Agar bisa mengikuti perubahan yang sedang terjadi, pemerintah harus membawa layanan digital semakin dekat kepada masyarakat dan meningkatkan cara masyarakat dalam menjangkau dan mengangkat kehidupan mereka melalui teknologi. Contohnya adalah Singapura, yang membentuk GovTech pada tahun 2016, dengan tujuan meningkatkan kehidupan warganya dan mendorong terciptanya berbagai kolaborasi yang inovatif di antara berbagai perusahaan.
Semua ini bermakna bahwa pemerintah di kawasan ini harus meningkatkan kemampuannya dalam mengumpulkan, memroses dan menganalisis data.
Memroses data dalam jumlah yang besar akan lebih aman dan efisien bila dilakukan di dekat sumbernya, dan ini akan mengurangi bandwidth yang dibutuhkan. Terlebih lagi, saat layanan digital semakin jadi pusat kehidupan sehari-hari, dampak bila terjadi downtime juga akan bertambah. Edge computing akan mendistribusikan proses ke seluruh perangkat, alih-alih hanya mengandalkan satu titik aplikasi. Dengan demikian akan mengurangi risiko matinya seluruh sistem yang bisa mengganggu layanan penting bagi masyarakat.

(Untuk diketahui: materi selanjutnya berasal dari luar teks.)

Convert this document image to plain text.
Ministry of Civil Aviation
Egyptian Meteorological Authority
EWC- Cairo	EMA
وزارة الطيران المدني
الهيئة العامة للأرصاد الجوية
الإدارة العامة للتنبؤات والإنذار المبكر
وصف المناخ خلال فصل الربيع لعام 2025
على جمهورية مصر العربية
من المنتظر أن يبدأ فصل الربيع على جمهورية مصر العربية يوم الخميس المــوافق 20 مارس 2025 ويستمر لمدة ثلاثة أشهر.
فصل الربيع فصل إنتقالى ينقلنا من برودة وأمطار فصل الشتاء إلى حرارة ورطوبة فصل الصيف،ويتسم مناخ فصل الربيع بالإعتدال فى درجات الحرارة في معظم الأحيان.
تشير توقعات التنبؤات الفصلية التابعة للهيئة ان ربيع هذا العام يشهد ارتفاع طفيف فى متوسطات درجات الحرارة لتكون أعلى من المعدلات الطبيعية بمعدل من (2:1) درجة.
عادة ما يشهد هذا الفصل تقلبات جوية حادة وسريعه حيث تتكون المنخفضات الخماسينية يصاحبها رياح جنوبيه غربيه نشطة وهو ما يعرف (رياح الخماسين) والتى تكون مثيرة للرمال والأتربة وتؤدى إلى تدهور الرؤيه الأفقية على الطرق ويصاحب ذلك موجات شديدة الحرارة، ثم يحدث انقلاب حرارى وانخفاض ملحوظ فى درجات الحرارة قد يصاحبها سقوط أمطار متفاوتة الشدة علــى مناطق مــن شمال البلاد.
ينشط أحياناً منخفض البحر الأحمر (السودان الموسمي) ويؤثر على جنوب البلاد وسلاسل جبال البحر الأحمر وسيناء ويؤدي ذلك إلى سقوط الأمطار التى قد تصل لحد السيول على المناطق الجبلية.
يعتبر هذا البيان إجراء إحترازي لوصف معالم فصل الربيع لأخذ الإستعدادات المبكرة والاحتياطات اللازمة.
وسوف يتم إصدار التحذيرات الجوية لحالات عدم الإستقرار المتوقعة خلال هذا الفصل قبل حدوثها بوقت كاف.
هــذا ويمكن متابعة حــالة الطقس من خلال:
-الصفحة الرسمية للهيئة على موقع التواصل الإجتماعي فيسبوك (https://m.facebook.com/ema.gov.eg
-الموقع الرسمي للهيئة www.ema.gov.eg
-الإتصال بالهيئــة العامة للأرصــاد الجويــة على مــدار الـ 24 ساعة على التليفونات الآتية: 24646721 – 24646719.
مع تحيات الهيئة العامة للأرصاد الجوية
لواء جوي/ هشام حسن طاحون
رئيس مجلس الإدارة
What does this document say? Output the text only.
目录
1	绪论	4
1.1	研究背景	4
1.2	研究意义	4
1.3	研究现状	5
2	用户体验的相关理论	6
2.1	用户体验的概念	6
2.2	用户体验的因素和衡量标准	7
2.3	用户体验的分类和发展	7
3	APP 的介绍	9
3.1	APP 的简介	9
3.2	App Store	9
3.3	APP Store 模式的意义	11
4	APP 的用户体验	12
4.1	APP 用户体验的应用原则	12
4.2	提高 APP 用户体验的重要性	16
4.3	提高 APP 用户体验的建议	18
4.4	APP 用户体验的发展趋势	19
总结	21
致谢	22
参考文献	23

Teknologi edge juga menawarkan fleksibilitas dengan memungkinkan departemen-departemen yang ada memilih data apa yang akan mereka kumpulkan – dan untuk tujuan apa – sehingga mereka dapat memutuskan dari mana data dikumpulkan dan apakah perangkat edge tertentu perlu senantiasa terhubung ke jaringan.
Menempatkan Sektor Pemerintahan di Asia Pasifik di Edge
PBB memroyeksikan bahwa sebanyak 68% penduduk dunia akan tinggal di daerah urban pada 2050. Semakin dekat rumah, jumlah penduduk di kota menengah di Asia Tenggara akan bertambah dua kali lipat pada 2025. Walau ekspansi ini penting bagi pertumbuhan ekonomi yang berkelanjutan di wilayah tersebut, sektor publik harus mengombinasikan solusi teknologi dengan perencanaan kota untuk menghadapi berbagai tantangan yang akan timbul. Edge computing akan menjadi kunci yang penting bagi pemerintah negara-negara Asia Pasifik dalam membangun kota yang smart.